Anúncio a Zacarias, Tempera sobre papel, 2008, Monastero di San Lorenzo, Amandola, Itália. |
Calar não significa permanecer mudo, como falar não significa tagarelar. O permanecer mudo não cria a solitude e o tagarelar não cria comunhão. «Calar é superabundância, embriagar, sacrifício da palavra. Mas o mutismo é ímpio, como um objeto que foi somente mutilado, não sacrificado... Zacarias permaneceu mudo, ao invés de permanecer em silêncio. Se ele houvesse aceitado a revelação, talvez não tivesse saído do Templo mudo, mas somente silencioso» (Hernest Hello). A palavra que cria de nova a comunidade e a reúne, é acompanhada pelo silêncio. «Existe um tempo para calar e um tempo para falar» (Qo 3, 7). Como no dia do cristão existem determinadas horas dedicadas à palavra, sobretudo nas horas de culto e da oração em comum, assim também, ao longo do dia devem existir períodos de silêncio na escuta da Palavra, silêncio que nasce da Palavra. Existirão, sobretudo os momentos antes e depois da escuta da Palavra. A Palavra não atinge os homens barulhentos, mas aqueles que permanecem em silêncio. O Silêncio no tempo é um sinal da santa presença de Deus na sua Palavra.
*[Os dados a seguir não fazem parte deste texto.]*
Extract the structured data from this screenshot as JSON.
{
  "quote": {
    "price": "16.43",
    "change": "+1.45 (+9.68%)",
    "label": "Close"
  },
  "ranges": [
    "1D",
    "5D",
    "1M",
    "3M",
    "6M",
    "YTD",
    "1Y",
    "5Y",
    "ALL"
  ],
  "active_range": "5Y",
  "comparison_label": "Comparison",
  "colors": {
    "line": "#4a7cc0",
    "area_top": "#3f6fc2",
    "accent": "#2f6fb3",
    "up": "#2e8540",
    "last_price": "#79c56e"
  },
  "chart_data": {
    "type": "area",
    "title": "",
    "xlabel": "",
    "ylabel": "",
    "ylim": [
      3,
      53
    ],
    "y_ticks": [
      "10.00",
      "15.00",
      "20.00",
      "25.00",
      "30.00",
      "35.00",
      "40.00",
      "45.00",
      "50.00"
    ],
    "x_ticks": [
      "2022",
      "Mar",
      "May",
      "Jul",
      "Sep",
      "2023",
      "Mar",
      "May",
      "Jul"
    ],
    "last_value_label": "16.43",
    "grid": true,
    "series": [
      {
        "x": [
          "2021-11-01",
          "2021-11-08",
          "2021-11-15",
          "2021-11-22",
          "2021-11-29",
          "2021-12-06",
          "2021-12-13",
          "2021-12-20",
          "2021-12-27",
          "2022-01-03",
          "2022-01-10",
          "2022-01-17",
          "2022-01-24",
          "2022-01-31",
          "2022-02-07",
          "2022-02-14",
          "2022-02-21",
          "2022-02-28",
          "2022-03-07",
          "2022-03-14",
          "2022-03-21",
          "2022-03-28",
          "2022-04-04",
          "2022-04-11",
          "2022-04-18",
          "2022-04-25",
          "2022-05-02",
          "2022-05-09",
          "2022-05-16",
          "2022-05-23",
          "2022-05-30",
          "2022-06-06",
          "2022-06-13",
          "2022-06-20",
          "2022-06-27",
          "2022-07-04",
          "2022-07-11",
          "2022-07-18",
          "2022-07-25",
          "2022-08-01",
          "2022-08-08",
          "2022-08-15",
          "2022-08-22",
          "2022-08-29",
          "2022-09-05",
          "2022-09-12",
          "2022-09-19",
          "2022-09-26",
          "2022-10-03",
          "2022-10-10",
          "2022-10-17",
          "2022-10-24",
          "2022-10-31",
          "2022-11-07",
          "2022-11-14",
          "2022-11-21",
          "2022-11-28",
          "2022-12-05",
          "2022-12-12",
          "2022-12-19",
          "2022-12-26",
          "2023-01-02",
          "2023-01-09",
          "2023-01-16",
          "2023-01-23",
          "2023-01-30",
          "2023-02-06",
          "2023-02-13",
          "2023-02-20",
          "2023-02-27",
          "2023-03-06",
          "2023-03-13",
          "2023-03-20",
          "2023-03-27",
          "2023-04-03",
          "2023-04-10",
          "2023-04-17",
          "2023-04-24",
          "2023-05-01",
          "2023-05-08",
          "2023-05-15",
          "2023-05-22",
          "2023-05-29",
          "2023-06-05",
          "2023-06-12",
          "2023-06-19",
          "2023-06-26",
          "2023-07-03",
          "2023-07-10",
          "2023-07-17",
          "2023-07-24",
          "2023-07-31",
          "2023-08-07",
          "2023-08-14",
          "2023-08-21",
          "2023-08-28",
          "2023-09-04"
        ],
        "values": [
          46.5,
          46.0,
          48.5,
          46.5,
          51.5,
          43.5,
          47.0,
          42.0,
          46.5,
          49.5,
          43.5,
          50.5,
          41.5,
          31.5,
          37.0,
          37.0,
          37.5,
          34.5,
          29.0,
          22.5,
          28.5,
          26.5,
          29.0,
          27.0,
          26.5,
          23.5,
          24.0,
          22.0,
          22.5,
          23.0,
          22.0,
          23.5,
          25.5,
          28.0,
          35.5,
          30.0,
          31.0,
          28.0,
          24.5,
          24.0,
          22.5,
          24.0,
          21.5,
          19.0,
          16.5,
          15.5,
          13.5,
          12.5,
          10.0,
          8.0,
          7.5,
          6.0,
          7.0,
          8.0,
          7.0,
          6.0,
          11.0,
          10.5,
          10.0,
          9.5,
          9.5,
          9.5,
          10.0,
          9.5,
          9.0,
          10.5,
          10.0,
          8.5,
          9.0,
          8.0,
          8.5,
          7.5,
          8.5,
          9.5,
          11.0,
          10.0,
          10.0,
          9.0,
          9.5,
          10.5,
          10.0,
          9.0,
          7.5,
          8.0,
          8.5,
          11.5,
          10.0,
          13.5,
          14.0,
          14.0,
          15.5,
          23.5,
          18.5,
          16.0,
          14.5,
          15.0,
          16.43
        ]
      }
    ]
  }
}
Existe uma diferença, ou melhor, uma rejeição do silêncio, porque se vê nele um desprezo pela revelação de Deus na Palavra. Neste caso, o silêncio é entendido erroneamente como ato solene, quase um místico desejo de elevar-se acima e além da Palavra. Não se reconheceria mais, no silêncio, a sua essencial relação com a Palavra, o humilde silenciar-se do singular diante da Palavra de Deus. Calamos antes de escutar a Palavra, para que os nossos pensamentos já estejam dirigidos para a Palavra, como uma criança cala, quando entra no quarto do pai. Calamos depois da escuta da Palavra, porque esta ainda nos fala, vive e habita em nós. Calamos de manhã cedo, porque Deus deve ter a primeira palavra, e calamos antes de deitarmos, porque a última palavra pertence a Deus. Calamos somente por amor à Palavra, isto é, exatamente para não desonrá-la, mas para honrá-la e recebê-la como se deve. Calar, enfim, não quer dizer outra coisa que esperar a Palavra de Deus e depois voltar para casa, depois de tê-la escutado, com a sua benção. Cada um, pela sua própria experiência, sabe o quanto é necessário aprender a calar em um tempo em que predomina o falar; e que se trate mesmo de aprender a calar verdadeiramente, a fazer silêncio no próprio íntimo, a frear a própria língua: isto não é outra coisa que a conseqüência natural do silêncio espiritual.
Dietrich Bonhoeffer, La vita comune, 102-104.